Неотвратимо приближающийся, ужасающий, невыносимый свистяще-воющий звук вдавил его в землю так, что шпалы едва не прогнулись под его грудью.

Последовал новый взрыв, его кинуло волной, ударило плечом и боком о вагонное колесо, но он не чувствовал боли.

– У, суки, у, суки! – повторял он шепотом. Что-то ярко горело – не то состав, не то станция, неизвестно откуда слышались конское ржанье и истерический женский крик. И вдруг среди всего этого явственно донеслась пулеметная очередь. «А ведь стреляет кто-то, – смутно подумал Николай, – не лежит под вагоном, дьявол, а стреляет».

Главный удар пришелся не по их эшелону, а по складам и вокзалу. Потом они тушили пожар, расцепляли и сцепляли вагоны, носили раненых. Ночь была короткая, скоро рассвело. Авдюшин и Мылов, грязные, закопченные, посмотрели друг на друга и ничего не сказали.

Часа через два исправили путь, и эшелон (он стал немного короче) двинулся дальше.

В их роте убитых не было. Был тяжело контужен лейтенант, командир второго взвода.

– Ничего, – заметил Мылов, – отдышится. Пусть спасибо скажет, что не ранен…

Они еще не знали, что это похуже любого ранения.

А в других ротах были и убитые. Был убит, например, один паренек – запевала из пятой роты, которого не все в батальоне знали в лицо, но все знали по голосу.

Поражало, что убиты и ранены не вообще какие-то бойцы, а свои, соседи, «с нашего эшелона».

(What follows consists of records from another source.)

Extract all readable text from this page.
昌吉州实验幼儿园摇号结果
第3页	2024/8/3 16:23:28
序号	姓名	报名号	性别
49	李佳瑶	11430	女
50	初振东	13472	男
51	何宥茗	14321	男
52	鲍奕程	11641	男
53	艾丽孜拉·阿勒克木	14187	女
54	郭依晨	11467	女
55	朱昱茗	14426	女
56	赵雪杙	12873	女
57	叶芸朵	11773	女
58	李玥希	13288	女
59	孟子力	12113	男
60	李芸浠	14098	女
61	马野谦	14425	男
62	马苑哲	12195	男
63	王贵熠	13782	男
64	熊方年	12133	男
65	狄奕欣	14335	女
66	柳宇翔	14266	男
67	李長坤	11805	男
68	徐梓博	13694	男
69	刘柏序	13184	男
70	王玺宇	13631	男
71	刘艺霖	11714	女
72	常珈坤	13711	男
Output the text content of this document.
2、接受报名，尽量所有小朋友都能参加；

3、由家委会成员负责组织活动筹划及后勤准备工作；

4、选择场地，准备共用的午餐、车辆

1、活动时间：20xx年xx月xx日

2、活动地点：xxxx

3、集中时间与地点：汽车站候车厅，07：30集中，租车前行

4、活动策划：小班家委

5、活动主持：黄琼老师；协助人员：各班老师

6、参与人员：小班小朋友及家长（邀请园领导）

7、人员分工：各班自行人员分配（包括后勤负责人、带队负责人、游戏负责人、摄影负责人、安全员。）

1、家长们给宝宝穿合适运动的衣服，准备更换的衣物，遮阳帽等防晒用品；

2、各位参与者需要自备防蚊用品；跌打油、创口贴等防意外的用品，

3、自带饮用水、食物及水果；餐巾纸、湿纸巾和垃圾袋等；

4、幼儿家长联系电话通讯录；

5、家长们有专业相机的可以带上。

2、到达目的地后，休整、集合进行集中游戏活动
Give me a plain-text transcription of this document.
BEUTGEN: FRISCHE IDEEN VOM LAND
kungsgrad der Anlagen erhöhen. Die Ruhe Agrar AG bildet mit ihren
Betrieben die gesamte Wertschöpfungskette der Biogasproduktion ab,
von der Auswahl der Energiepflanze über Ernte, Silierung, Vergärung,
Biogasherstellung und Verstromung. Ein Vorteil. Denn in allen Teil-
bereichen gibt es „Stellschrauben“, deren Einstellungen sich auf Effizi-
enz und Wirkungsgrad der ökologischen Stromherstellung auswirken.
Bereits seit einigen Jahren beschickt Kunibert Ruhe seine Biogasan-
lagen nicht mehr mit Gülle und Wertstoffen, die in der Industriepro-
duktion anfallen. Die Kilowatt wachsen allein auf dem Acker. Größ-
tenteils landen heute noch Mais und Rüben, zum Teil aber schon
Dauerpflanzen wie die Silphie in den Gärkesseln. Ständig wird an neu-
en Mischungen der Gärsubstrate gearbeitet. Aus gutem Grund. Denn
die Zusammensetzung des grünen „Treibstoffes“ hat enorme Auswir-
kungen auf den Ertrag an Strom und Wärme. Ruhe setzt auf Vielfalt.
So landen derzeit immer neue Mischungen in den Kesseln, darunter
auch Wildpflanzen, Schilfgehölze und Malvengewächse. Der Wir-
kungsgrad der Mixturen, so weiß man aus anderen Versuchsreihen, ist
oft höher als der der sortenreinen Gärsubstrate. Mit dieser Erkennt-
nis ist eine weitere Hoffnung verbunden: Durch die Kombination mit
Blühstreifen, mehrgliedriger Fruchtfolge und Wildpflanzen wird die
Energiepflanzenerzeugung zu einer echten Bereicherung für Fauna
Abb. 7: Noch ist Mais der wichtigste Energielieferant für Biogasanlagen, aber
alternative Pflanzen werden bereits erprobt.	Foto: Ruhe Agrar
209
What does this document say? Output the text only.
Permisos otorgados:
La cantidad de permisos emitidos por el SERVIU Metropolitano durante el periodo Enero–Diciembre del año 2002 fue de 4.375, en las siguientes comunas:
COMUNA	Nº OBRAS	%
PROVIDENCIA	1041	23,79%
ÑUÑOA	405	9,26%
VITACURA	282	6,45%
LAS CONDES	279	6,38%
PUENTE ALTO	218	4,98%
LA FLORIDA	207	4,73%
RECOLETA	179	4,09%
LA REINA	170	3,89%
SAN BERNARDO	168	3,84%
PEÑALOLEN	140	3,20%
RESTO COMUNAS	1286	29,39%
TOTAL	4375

После обеда быстро выгрузились, прошли маршем километров тридцать и стали рыть окопы в полный профиль. Хорошо, что принесли откуда-то большие лопаты, а то маленькой не управиться бы. Уже молочно забрезжил рассвет, когда Николай кончил копать. Подошел Музыкантов, постоял сверху, спрыгнул в окоп.

– Еще на штык!

Для высокого Музыкантова окоп, конечно, был мелок, и Николай спорить не стал, углубил. Потом замаскировал окоп, обложил бруствер дерном, который нарезал, как и все, за склоном холма, свернул рулоном и, стянув ремнем, принес – и для себя и для умаявшегося Мылова. Потом соскочил в окоп и почти гут же, стоя, задремал. Он так устал, что у него уже не оставалось сил для ожидания и страха.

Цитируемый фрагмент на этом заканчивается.